The police then turned them over to their father, who had them mutilated the next day and married within a month.

When the Legal and Human Rights Centre interviewed one of the girls later on, she explained how painful it had been to her that even the police and the courts could not help in their efforts to save themselves from genital mutilation.

Subsequently, however, after the Centre submitted its report on the incident to the authorities, the young, now married girls changed their versions of events and said they did want to pursue the prosecution of their father.

Another example of the difficulties in fighting FGM in Tanzania was made when a 78-year old Gogo circumciser from the Dodoma Rural District, Nyangadule Kodi, was on record just last year defending FGM publicly.
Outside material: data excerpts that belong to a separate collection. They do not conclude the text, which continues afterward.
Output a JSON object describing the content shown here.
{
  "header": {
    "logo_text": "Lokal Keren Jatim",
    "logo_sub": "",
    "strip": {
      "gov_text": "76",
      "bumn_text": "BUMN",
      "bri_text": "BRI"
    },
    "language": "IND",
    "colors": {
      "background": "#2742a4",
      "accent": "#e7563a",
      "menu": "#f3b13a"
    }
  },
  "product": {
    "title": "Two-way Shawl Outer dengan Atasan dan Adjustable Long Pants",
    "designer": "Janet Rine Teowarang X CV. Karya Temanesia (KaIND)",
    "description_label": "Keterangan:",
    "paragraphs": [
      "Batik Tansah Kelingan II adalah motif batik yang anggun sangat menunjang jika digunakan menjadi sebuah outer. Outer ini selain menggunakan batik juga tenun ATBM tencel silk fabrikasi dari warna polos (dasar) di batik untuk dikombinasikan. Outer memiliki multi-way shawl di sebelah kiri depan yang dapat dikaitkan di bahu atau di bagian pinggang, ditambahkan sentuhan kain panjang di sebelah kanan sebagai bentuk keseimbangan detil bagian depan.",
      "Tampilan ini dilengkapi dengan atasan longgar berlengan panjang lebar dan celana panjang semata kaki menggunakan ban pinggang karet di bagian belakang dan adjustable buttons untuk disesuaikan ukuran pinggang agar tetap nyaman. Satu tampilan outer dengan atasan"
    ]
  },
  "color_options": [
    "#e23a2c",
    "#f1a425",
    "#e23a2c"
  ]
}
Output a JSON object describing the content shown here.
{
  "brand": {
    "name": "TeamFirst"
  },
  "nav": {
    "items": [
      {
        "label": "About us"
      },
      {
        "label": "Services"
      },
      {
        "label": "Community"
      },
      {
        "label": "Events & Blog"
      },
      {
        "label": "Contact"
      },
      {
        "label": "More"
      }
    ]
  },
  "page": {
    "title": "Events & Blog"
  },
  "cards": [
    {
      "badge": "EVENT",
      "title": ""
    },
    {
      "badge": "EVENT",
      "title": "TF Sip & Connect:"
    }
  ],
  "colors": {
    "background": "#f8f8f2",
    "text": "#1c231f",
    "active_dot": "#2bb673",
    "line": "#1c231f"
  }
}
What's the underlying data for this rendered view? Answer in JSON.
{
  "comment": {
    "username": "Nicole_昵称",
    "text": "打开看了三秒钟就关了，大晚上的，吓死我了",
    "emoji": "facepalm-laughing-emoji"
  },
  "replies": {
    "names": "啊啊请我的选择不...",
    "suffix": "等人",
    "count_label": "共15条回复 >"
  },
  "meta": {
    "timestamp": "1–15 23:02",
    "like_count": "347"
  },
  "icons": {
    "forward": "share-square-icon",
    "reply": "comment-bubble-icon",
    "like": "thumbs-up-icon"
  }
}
In an interview made by the African Church Information Service in May, last year, Kodi explained that the procedure took fifteen or twenty minutes, `depending on the sharpness of the knife` and justified FGM as `a rite of passage for girls into womanhood, grooming and training of cultural values that maintain domestic stability within the community.`

Older women like Nyangadule Kodi reportedly maintain that they would not allow their male relatives to marry un-mutilated women, because such women are `not polite and are over-sexed.`

The Tanzanian Sexual Offences Special Provisions Act, a 1998 amendment to the Penal Code, specifically prohibits FGM. Section 169A(1) of the Act provides that anyone having custody, charge or care of a girl under 18 years of age who causes her to undergo FGM commits the offence of cruelty to children.

The penalty for this offence is imprisonment up to fifteen years, a fine up to 300,000 shillings or both imprisonment and fine.

The law also provides for the payment of compensation by the perpetrator to the victim of the offence.

I think time has now come to push for more effective action on the part of the government to end the practice of FGM in Tanzania - through education as well as enforcement of the law.